Un futuro da poveri, le pensioni dei giovani saranno quasi elemosine?

Uno studio congiunto di Censis ed Unipol dal titolo “Welfare, Italia. Laboratorio per le nuove politiche sociali” rivela che di coloro che oggi hanno un lavoro dipendente, circa il 42% nella fascia 25-34 anni andrà in pensione intorno al 2050 non arrivando a ricevere nemmeno 1000 euro al mese. Di questi, cioè di coloro che hanno la “fortuna” di avere un contratto di lavoro subordinato, stimati in 4 milioni, il 31,9 per cento riceve già oggi meno di 1000 euro di retribuzione, il che significa che quasi la metà dei futuri pensionati si ritroverà più povero di quando ha iniziato a lavorare.

Ma non è finita, perchè nel 2010 il “tasso di sostituzione” è stato al 72,7% e nel 2030 gli anziani con più di 64 anni risulteranno più del 26% della popolazione, mentre ci saranno 4 milioni di persone “non attive” in più e 2 milioni di “attivi” in meno. Arriviamo al 2040 quando i lavoratori dipendenti riceveranno una pensione pari a circa il 60% dell’ultima retribuzione e gli autonomi addirittura potrebbero arrivare a percepire meno del 40%. I conti non torneranno, fanno notare Censis ed Unipol, ed il sistema pensionistico dovrà affrontare una situazione delicatissima per “compatibilità ed equità sociale“. “Se le riforme delle pensioni degli anni ’90 hanno garantito la sostenibilita’ finanziaria a medio termine del sistema, oggi preoccupa il costo sociale della riduzione delle tutele per le generazioni future” conclude il rapporto.
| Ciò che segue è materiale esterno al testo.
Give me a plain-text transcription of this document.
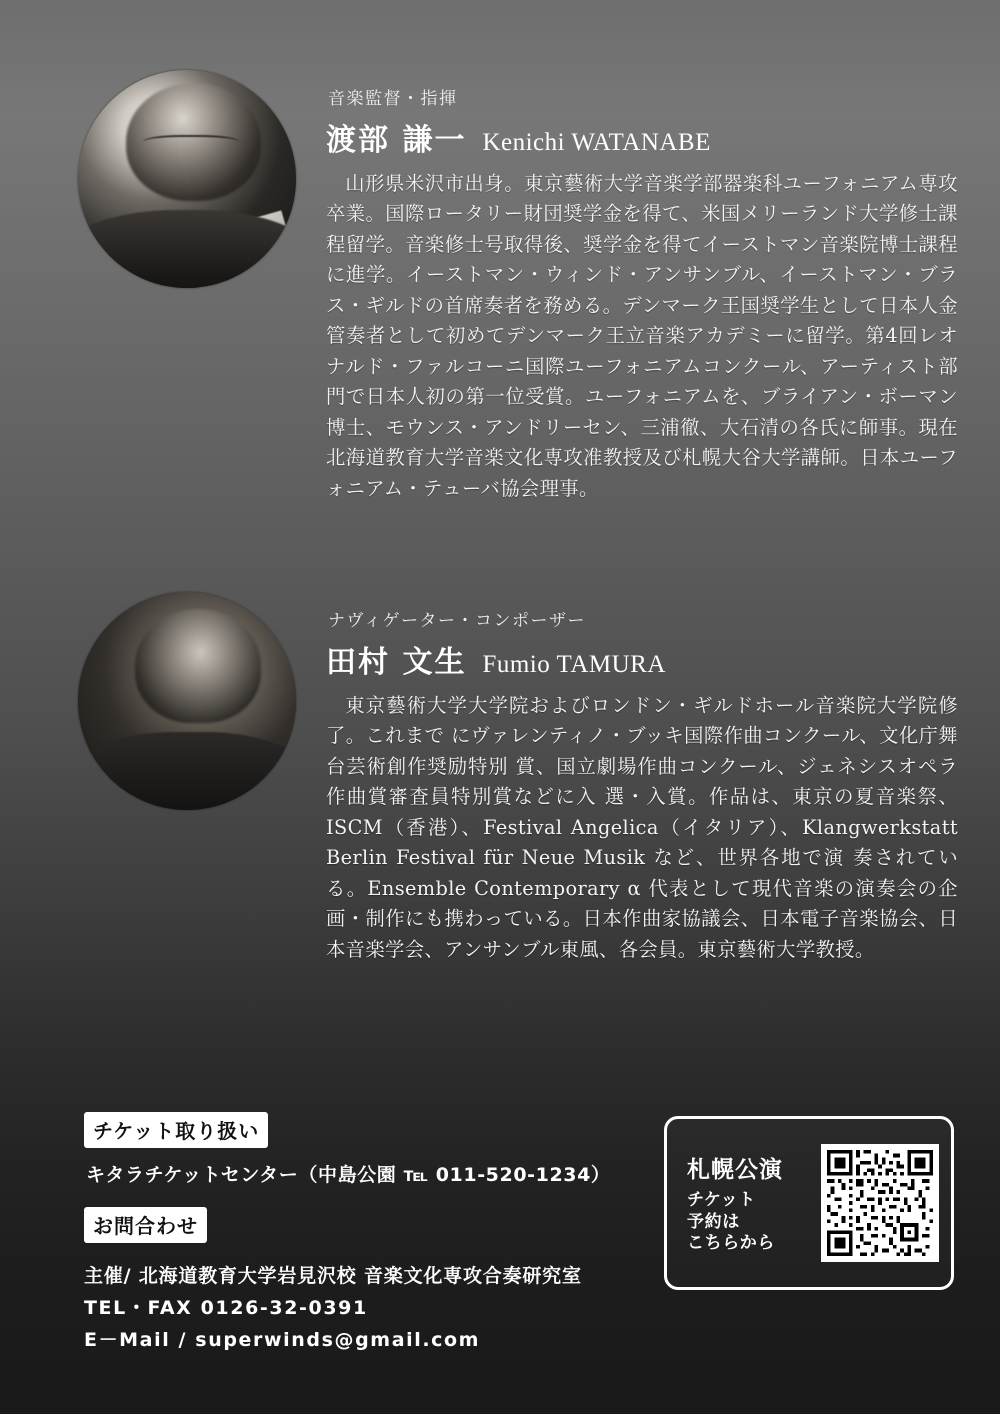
音楽監督・指揮
渡部 謙一 Kenichi WATANABE
山形県米沢市出身。東京藝術大学音楽学部器楽科ユーフォニアム専攻卒業。国際ロータリー財団奨学金を得て、米国メリーランド大学修士課程留学。音楽修士号取得後、奨学金を得てイーストマン音楽院博士課程に進学。イーストマン・ウィンド・アンサンブル、イーストマン・ブラス・ギルドの首席奏者を務める。デンマーク王国奨学生として日本人金管奏者として初めてデンマーク王立音楽アカデミーに留学。第4回レオナルド・ファルコーニ国際ユーフォニアムコンクール、アーティスト部門で日本人初の第一位受賞。ユーフォニアムを、ブライアン・ボーマン博士、モウンス・アンドリーセン、三浦徹、大石清の各氏に師事。現在北海道教育大学音楽文化専攻准教授及び札幌大谷大学講師。日本ユーフォニアム・テューバ協会理事。
ナヴィゲーター・コンポーザー
田村 文生 Fumio TAMURA
東京藝術大学大学院およびロンドン・ギルドホール音楽院大学院修了。これまで にヴァレンティノ・ブッキ国際作曲コンクール、文化庁舞台芸術創作奨励特別 賞、国立劇場作曲コンクール、ジェネシスオペラ作曲賞審査員特別賞などに入 選・入賞。作品は、東京の夏音楽祭、ISCM（香港）、Festival Angelica（イタリア）、Klangwerkstatt Berlin Festival für Neue Musik など、世界各地で演 奏されている。Ensemble Contemporary α 代表として現代音楽の演奏会の企画・制作にも携わっている。日本作曲家協議会、日本電子音楽協会、日本音楽学会、アンサンブル東風、各会員。東京藝術大学教授。
チケット取り扱い
キタラチケットセンター（中島公園 ℡ 011-520-1234）
お問合わせ
主催/ 北海道教育大学岩見沢校 音楽文化専攻合奏研究室
TEL・FAX 0126-32-0391
E－Mail / superwinds@gmail.com
札幌公演
チケット
予約は
こちらから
Il ministro del Welfare, assicurando un ritocco delle misure prese in finanziaria a danno delle pensioni, ostenta tranquillità di fronte alla “scomoda” ricerca del Censis, e dice di ritenere le proiezioni “opinabili”. Per Maurizio Sacconi non si possono “divinare” scenari di così ampio respiro: “Credo che neanche una zingara sarebbe in grado di disegnare una proiezione di questo tipo”, ma nello stesso tempo annuncia la convocazione entro breve delle parti sociali per il rilancio delle cosiddette “pensioni integrative”. Al Ministro ribatte Susanna Camusso, leader della Cgil, facendo notare che non solo il Censis ma anche gli altri studi profilano scenari simili, e bacchetta: “Non vale scaricare le responsabilità sui giovani, dicendo che non fanno subito la previdenza complementare, il lavoratore precario non ha le risorse per farlo“.
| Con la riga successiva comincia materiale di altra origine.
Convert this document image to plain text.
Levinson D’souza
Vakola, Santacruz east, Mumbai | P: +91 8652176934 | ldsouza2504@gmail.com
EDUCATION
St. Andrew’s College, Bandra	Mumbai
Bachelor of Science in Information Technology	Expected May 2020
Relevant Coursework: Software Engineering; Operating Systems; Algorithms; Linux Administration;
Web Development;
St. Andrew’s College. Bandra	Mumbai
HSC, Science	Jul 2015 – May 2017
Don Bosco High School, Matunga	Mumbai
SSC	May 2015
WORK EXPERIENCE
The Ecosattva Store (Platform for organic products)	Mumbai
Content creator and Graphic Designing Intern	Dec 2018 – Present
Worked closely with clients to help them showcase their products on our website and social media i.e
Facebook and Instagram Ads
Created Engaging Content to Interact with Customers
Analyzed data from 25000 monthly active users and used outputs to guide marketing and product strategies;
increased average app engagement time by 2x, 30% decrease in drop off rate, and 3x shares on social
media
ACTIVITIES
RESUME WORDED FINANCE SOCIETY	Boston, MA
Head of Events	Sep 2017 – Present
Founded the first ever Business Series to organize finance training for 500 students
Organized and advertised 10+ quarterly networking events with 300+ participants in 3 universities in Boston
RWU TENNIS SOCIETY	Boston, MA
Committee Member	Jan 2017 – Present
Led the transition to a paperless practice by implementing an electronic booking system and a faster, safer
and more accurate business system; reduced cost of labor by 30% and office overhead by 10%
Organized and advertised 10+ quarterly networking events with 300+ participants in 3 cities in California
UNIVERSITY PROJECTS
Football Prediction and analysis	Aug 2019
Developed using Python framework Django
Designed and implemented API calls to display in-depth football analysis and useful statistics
Infatti, se la situazione appare drammatica per i lavoratori subordinati, che dire dello sterminato esercito di lavoratori atipici? Potrebbe risponderci Sacconi o sarebbe meglio chiederlo al suo collega, Renato Brunetta? Perchè tra quelli che sono la “parte peggiore” del paese, ovviamente, di andare in pensione nemmeno a parlarne.